Рассказчик вошёл в раж. Присутствовавшие слушали не шелохнувшись.

– Прошло лет десять, пока я их снова увидел на улице. Впереди шёл подросший увалень. Голова у него была большая, пузо, глаза узкие, зад широкий, ноги короткие. Надо признать, совсем не красавец. За ним увивалась мать, явно озадаченная. Наверное, между ними произошла размолвка. Он показывал характер, притворялся, будто не замечает родительницу.

 

Симон отмечал бенефис. В кои веки раз привлёк внимание публики. Он вальяжно заложил ногу за ногу, в глазах появился блеск.

– Судя по всему, они – нераздельная пара. Она – одинокая суматошная мама при единственном дитяти, он, вероятно, больной, – здесь снова приглушенно загудел зал.

– А сейчас третий эпизод, – заявил Симон и многообещающе улыбнулся.

 

– Как-то я заглянул в окраинный район, в рабочее предместье. Там жили в основном русские, что работали на заводе, к которому прилегало местечко. Я проходил мимо биржи. Она явно маялась от безделья. Слышу, как один из компании умиленно (на свой лад) говорит: «Наблюдаю за мальцом, моим братцем, как он погрёмой трясёт. А потом пиндык ею себя по кочану!» Компания заулыбалась и опять сникла. Вдруг оживилась. Я съёжился, показалось, что меня будут тузить. Но оказалось, что биржевики переключились на другого прохожего. Он шёл позади меня. Я оглянулся и кого вижу – того дитя, но без матери. Он повзрослел, щетина на лице появилась. В руках у него был кулёк с семечками. Заметно было, что его здесь за местную достопримечательность держат. Мальчуганы, которые были помладше недоросля, начали тузить его, кулёк отнимать. А он вцепился в него не отпускает, и кричит: «Мама! Мама!!» Кто-то со злости его по-настоящему пнул, а он снова матушку зовёт. Взывающий голос изменился и шёл откуда-то из груди, звучал мелодраматично. Такое ощущение, что ради этого голоса, уже знакомого, биржевики и задирают этого увальня. Нервы щекотал. Кого ещё больше раззадоривал, кого наоборот – заставлял прекратить издевательства. Из-за поворота появилась мать. Она бежала неуклюже, женщина в возрасте, и кричала: «Аленька, Аленька!!»

 

Некоторые из присутствовавших сотрудниц расчувствовались. Одна достала платок и вытерла нос, как бывает, когда собираешься расплакаться.

– Я жду четвёртый эпизод.

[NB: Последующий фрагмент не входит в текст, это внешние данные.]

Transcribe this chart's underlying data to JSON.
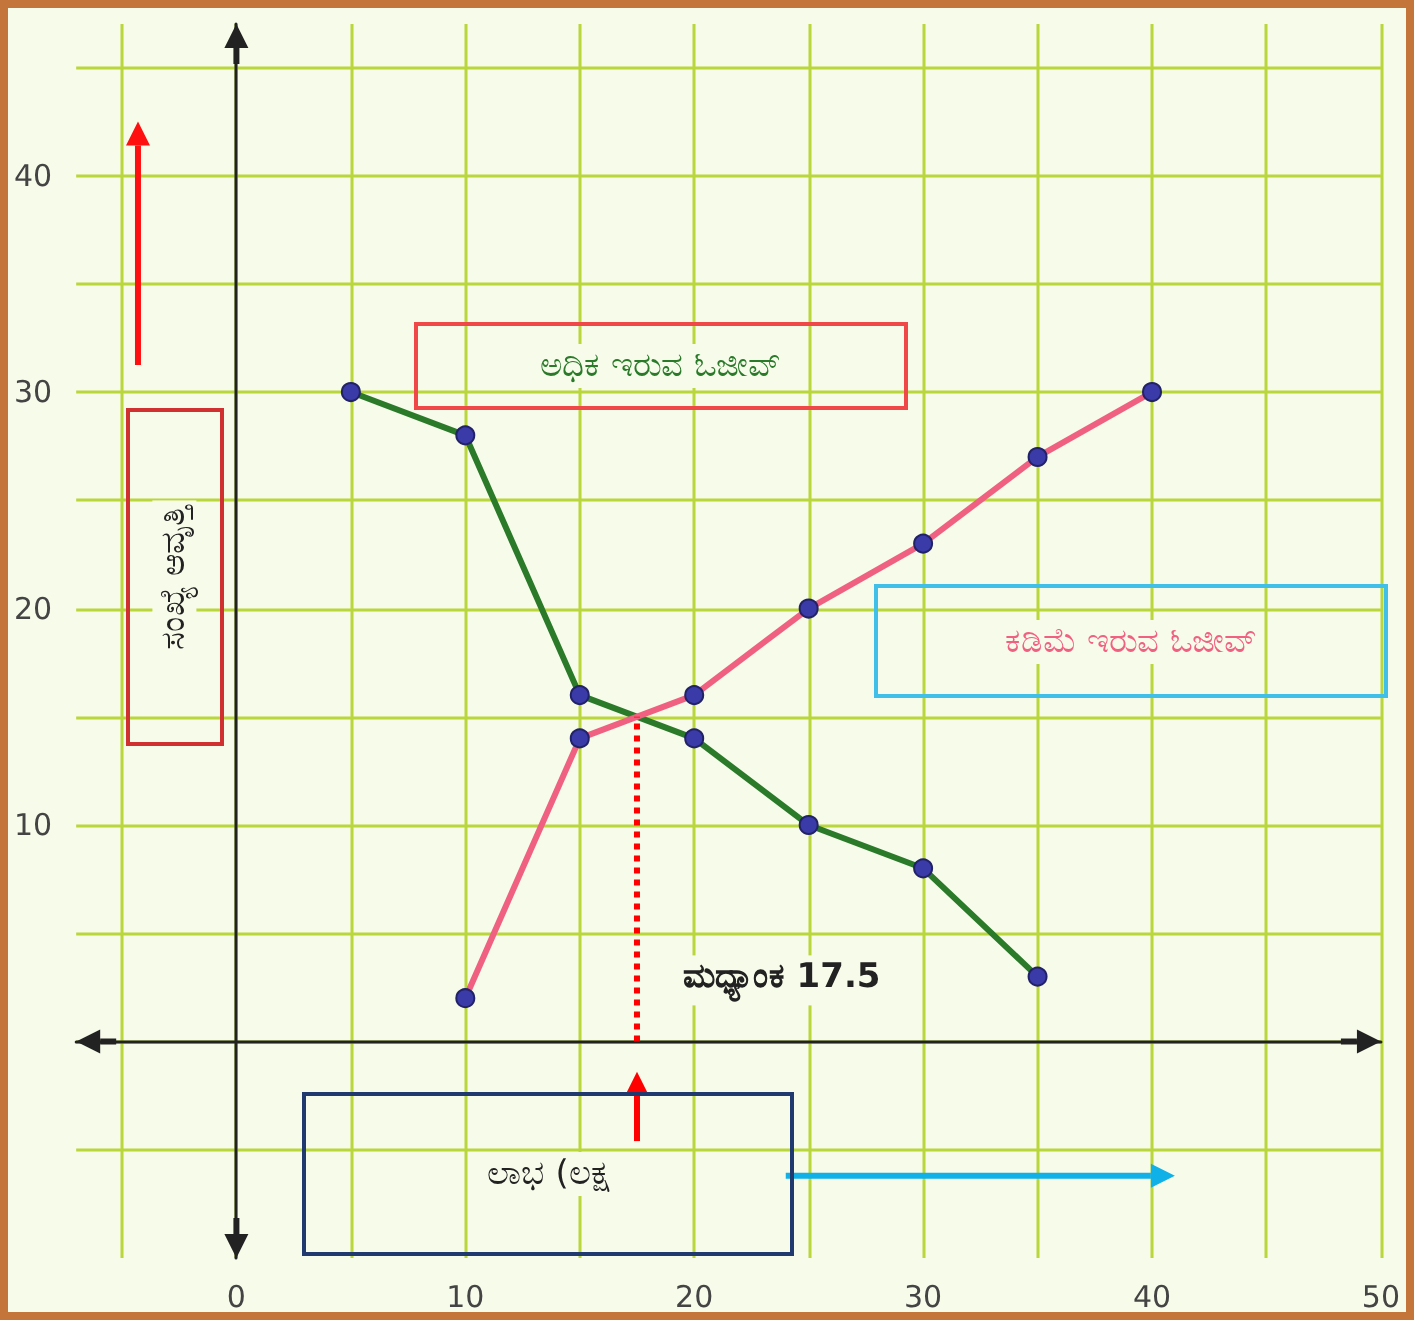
{
  "chart_data": {
    "type": "line",
    "xlabel": "ಲಾಭ (ಲಕ್ಷ",
    "ylabel": "ಸಂಖ್ಯೆ ಆವೃತ್ತಿ",
    "series": [
      {
        "name": "ಅಧಿಕ ಇರುವ ಓಜೀವ್",
        "color": "#2a7a2a",
        "x": [
          5,
          10,
          15,
          20,
          25,
          30,
          35
        ],
        "values": [
          30,
          28,
          16,
          14,
          10,
          8,
          3
        ]
      },
      {
        "name": "ಕಡಿಮೆ ಇರುವ ಓಜೀವ್",
        "color": "#f06080",
        "x": [
          10,
          15,
          20,
          25,
          30,
          35,
          40
        ],
        "values": [
          2,
          14,
          16,
          20,
          23,
          27,
          30
        ]
      }
    ],
    "xlim": [
      -7,
      50
    ],
    "ylim": [
      -10,
      47
    ],
    "xticks": [
      {
        "value": -5,
        "label": null
      },
      0,
      {
        "value": 5,
        "label": null
      },
      10,
      {
        "value": 15,
        "label": null
      },
      20,
      {
        "value": 25,
        "label": null
      },
      30,
      {
        "value": 35,
        "label": null
      },
      40,
      {
        "value": 45,
        "label": null
      },
      50
    ],
    "yticks": [
      {
        "value": -5,
        "label": null
      },
      {
        "value": 0,
        "label": null
      },
      {
        "value": 5,
        "label": null
      },
      10,
      {
        "value": 15,
        "label": null
      },
      20,
      {
        "value": 25,
        "label": null
      },
      30,
      {
        "value": 35,
        "label": null
      },
      40,
      {
        "value": 45,
        "label": null
      }
    ],
    "grid": true,
    "marker": "circle",
    "ref_lines": [
      {
        "axis": "x",
        "value": 17.5,
        "label": "ಮಧ್ಯಾಂಕ 17.5",
        "color": "#ff0000",
        "line_style": "dotted"
      }
    ]
  }
}
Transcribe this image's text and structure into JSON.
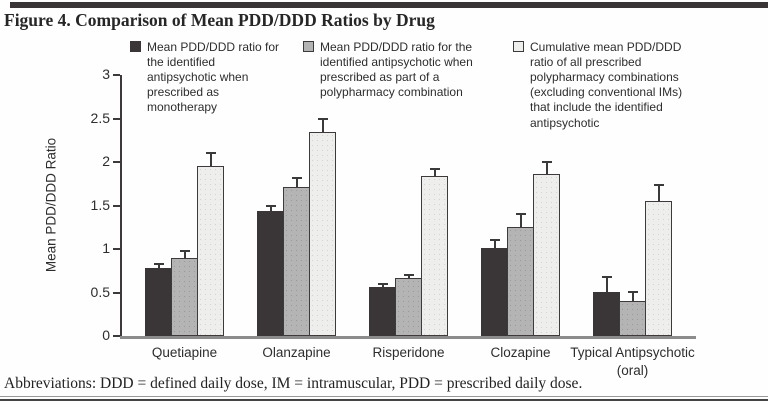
{
  "title": "Figure 4. Comparison of Mean PDD/DDD Ratios by Drug",
  "footnote": "Abbreviations: DDD = defined daily dose, IM = intramuscular, PDD = prescribed daily dose.",
  "colors": {
    "monotherapy_bar": "#3a3637",
    "polypharmacy_bar": "#b4b4b4",
    "cumulative_bar": "#eeeeed",
    "axis": "#3e3a3b",
    "baseline": "#8c8c8c",
    "top_rule": "#393536"
  },
  "chart_data": {
    "type": "bar",
    "title": "Figure 4. Comparison of Mean PDD/DDD Ratios by Drug",
    "xlabel": "",
    "ylabel": "Mean PDD/DDD Ratio",
    "ylim": [
      0,
      3
    ],
    "yticks": [
      0,
      0.5,
      1,
      1.5,
      2,
      2.5,
      3
    ],
    "grid": false,
    "legend_position": "top",
    "error_bars": "upper one-sided",
    "categories": [
      "Quetiapine",
      "Olanzapine",
      "Risperidone",
      "Clozapine",
      "Typical Antipsychotic (oral)"
    ],
    "series": [
      {
        "name": "Mean PDD/DDD ratio for the identified antipsychotic when prescribed as monotherapy",
        "color": "#3a3637",
        "values": [
          0.78,
          1.44,
          0.56,
          1.01,
          0.51
        ],
        "errors": [
          0.06,
          0.07,
          0.05,
          0.1,
          0.18
        ]
      },
      {
        "name": "Mean PDD/DDD ratio for the identified antipsychotic when prescribed as part of a polypharmacy combination",
        "color": "#b4b4b4",
        "values": [
          0.9,
          1.71,
          0.67,
          1.25,
          0.4
        ],
        "errors": [
          0.09,
          0.12,
          0.05,
          0.16,
          0.12
        ]
      },
      {
        "name": "Cumulative mean PDD/DDD ratio of all prescribed polypharmacy combinations (excluding conventional IMs) that include the identified antipsychotic",
        "color": "#eeeeed",
        "values": [
          1.95,
          2.35,
          1.84,
          1.86,
          1.55
        ],
        "errors": [
          0.16,
          0.16,
          0.09,
          0.15,
          0.19
        ]
      }
    ]
  }
}
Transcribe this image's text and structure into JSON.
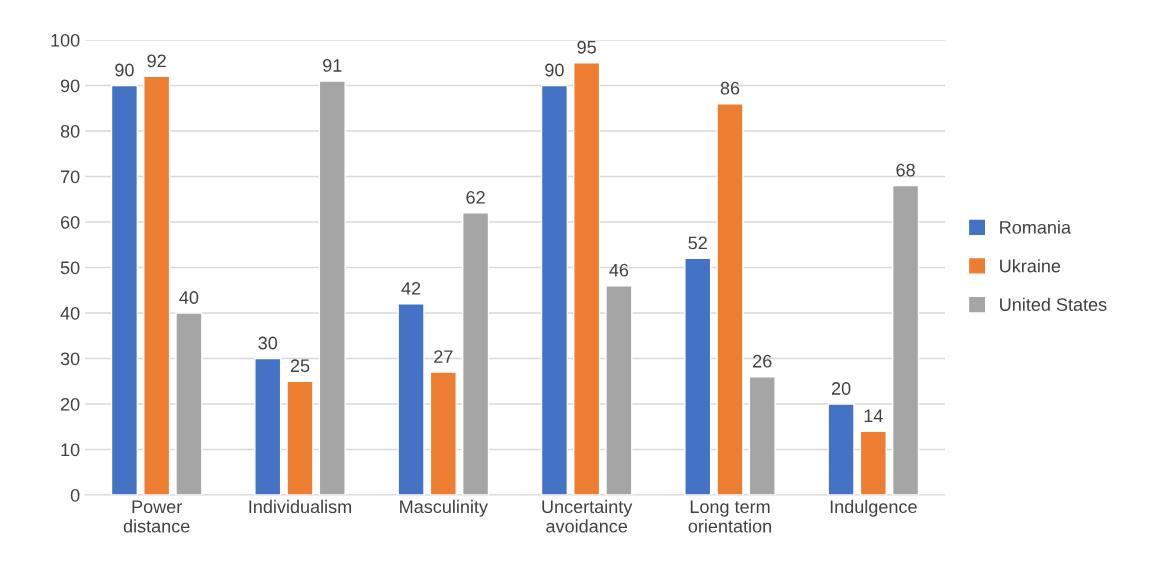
{
  "chart_data": {
    "type": "bar",
    "categories": [
      "Power\ndistance",
      "Individualism",
      "Masculinity",
      "Uncertainty\navoidance",
      "Long term\norientation",
      "Indulgence"
    ],
    "series": [
      {
        "name": "Romania",
        "color": "#4472c4",
        "values": [
          90,
          30,
          42,
          90,
          52,
          20
        ]
      },
      {
        "name": "Ukraine",
        "color": "#ed7d31",
        "values": [
          92,
          25,
          27,
          95,
          86,
          14
        ]
      },
      {
        "name": "United States",
        "color": "#a5a5a5",
        "values": [
          40,
          91,
          62,
          46,
          26,
          68
        ]
      }
    ],
    "ylim": [
      0,
      100
    ],
    "yticks": [
      0,
      10,
      20,
      30,
      40,
      50,
      60,
      70,
      80,
      90,
      100
    ],
    "grid": "y",
    "legend": "right",
    "data_labels": true
  }
}
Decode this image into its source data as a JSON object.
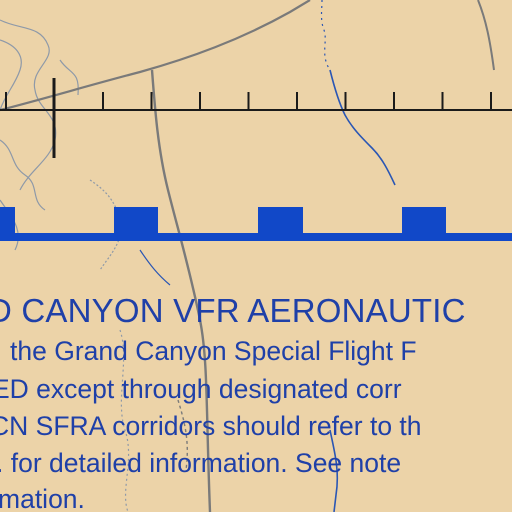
{
  "notice": {
    "title": "D CANYON VFR AERONAUTIC",
    "lines": [
      "the Grand Canyon Special Flight F",
      "ED except through designated corr",
      "CN SFRA corridors should refer to th",
      ". for detailed information. See note",
      "mation."
    ]
  },
  "colors": {
    "background": "#ecd3a8",
    "text": "#1f40a8",
    "boundary_bar": "#1148c8",
    "tick_line": "#1a1a1a",
    "road": "#7a7a7a",
    "river": "#2a56b4",
    "terrain": "#6f86a8"
  }
}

Будущее вполне угадывается. Извечная пара – пожилая мать и сыночек при ней. Как страшно за него, если он останется один. Но бывает и наоборот, – заключил Симон.

Народ опять затих. Я, как инициатор общего разговора, решил его закончить, закруглить тему. Но меня опередил Беня. Он выпалил:

– Люди не то что часто, а регулярно обнаруживают, что мир тесен! Чем чаще, тем вероятнее! Случайность стала похожей на правило.

 

Сотрудники пожали плечами и вернулись к своим делам.